Chapter 4: The Diagnosis
481 words
The fluorescent lights of the East End Free Clinic buzzed like angry hornets. Sarah pulled her coat tighter, trying to hide the slight swell of her belly. Three days ago, she had a concierge doctor on speed dial. Today, she was ticket number forty-seven, sandwiched between a coughing man and a woman weeping softly into a tissue.
"Jenkins?" the nurse called out, not looking up from a clipboard.
Sarah stood, her legs trembling. She hadn't eaten since the pharmacy incident. The smell of antiseptic and stale coffee made her stomach churn.
Inside the cramped exam room, Dr. Ray, a man with kind eyes and deep exhaustion lines, frowned at the grainy black-and-white monitor. He moved the ultrasound wand back and forth, pressing hard enough to bruise. The silence stretched, heavy and suffocating.
"Is... is he okay?" Sarah whispered. "Please, just tell me."
Dr. Ray clicked off the monitor. He didn't smile. "Ms. Jenkins, I’m seeing a severe anomaly in the ventricular development. It’s a condition called Hypoplastic Left Heart Syndrome. It’s critical."
The room spun. "Critical? But... Julian—my ex-husband—he has the best specialists. We can fix this."
"You don't understand," Dr. Ray said gently, handing her a tissue. "This requires immediate fetal intervention. The only facility in the state equipped for this specific surgery is St. Jude’s. The Blackwood Wing."
Julian’s hospital. The irony tasted like bile.
"I need a referral then," Sarah said, her voice shaking. "I’ll find a way to pay."
"The deposit alone is fifty thousand dollars without insurance," Dr. Ray said, his voice dropping low. "And I checked your file when you walked in, Sarah. Your coverage was terminated yesterday morning. Retroactively."
Sarah gripped the edge of the paper-covered table, her knuckles white. Discarded. He had discarded his own son to save a few percentage points on a stock graph. She had literally nothing.
"How?" she choked out, hot tears spilling over. "We have no family history of this. I did everything right. I took the vitamins. I ate organic."
Dr. Ray hesitated. He looked at the chart again, then at her. He lowered his voice further, glancing at the thin door as if afraid someone might be listening.
"Genetic defects like this are incredibly rare in low-risk patients," he said slowly, tapping the screen. "In my experience, Sarah, this specific malformation isn't usually natural.
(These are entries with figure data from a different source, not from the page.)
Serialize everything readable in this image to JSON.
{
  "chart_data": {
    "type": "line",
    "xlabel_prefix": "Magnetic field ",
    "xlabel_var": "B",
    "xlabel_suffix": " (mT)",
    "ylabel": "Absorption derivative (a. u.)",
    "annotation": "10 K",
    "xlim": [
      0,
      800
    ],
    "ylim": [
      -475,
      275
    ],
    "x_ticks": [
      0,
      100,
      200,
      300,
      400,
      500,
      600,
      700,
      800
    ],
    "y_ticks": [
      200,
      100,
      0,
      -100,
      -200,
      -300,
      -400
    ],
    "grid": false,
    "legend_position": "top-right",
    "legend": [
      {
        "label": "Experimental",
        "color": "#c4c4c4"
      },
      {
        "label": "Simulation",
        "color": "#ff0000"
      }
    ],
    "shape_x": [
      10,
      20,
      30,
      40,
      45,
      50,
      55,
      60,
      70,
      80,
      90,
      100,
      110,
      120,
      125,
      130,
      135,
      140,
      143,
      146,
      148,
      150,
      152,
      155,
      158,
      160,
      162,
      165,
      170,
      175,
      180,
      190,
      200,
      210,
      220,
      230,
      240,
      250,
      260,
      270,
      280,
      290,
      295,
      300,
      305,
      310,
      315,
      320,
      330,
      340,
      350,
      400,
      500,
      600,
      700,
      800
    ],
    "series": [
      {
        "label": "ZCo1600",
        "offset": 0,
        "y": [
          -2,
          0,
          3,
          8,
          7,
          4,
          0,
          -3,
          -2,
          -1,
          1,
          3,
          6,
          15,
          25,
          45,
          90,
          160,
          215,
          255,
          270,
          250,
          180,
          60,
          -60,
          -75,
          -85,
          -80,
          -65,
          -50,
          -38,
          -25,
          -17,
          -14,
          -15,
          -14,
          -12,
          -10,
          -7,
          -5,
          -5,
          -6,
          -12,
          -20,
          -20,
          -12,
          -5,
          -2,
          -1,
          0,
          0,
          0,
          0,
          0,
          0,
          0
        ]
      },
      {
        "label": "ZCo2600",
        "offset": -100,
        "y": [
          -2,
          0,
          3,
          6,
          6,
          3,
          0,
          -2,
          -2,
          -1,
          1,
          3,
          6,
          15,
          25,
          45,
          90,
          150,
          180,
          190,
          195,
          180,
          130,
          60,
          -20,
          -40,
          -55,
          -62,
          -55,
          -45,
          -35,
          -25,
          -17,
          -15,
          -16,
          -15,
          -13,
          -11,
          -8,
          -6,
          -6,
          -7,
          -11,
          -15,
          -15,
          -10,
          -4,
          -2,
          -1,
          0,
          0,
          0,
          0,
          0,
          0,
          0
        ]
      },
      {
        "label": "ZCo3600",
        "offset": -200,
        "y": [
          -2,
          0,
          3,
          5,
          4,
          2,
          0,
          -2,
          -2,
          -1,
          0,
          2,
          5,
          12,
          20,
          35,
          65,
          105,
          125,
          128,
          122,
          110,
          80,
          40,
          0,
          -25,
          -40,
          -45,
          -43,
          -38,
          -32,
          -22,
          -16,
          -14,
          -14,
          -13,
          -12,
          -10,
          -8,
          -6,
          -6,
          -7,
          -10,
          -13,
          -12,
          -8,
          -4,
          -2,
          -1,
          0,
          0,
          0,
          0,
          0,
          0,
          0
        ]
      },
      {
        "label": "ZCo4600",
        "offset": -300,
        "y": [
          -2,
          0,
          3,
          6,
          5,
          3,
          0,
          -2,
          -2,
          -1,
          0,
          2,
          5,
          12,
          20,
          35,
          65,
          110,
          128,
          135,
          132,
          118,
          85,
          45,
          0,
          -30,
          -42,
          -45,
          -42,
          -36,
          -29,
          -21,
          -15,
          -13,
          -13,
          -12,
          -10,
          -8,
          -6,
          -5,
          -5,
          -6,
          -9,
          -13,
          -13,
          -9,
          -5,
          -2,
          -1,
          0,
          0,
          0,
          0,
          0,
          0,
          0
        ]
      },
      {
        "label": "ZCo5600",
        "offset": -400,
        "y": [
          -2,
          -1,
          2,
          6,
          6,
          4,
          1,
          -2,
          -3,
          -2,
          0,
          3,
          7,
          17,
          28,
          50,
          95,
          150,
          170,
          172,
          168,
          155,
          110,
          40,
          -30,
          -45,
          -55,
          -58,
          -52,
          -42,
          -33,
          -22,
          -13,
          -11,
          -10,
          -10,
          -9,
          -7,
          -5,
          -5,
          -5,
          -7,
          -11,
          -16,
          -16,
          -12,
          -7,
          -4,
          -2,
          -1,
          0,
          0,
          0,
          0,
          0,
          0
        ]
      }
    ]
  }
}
It keeps showing up in clusters. It's almost exclusively seen in cases of high-level environmental toxicity."
Sarah stared at him, the world narrowing to a pinprick.
"Toxicity?"
"I'm saying," Dr. Ray said, handing her a printout of the scan, "that something you were exposed to didn't just happen. It poisoned him."
Sarah looked down at her stomach, seeing the invisible target painted on her unborn child. She didn't know it yet, but the war had just begun.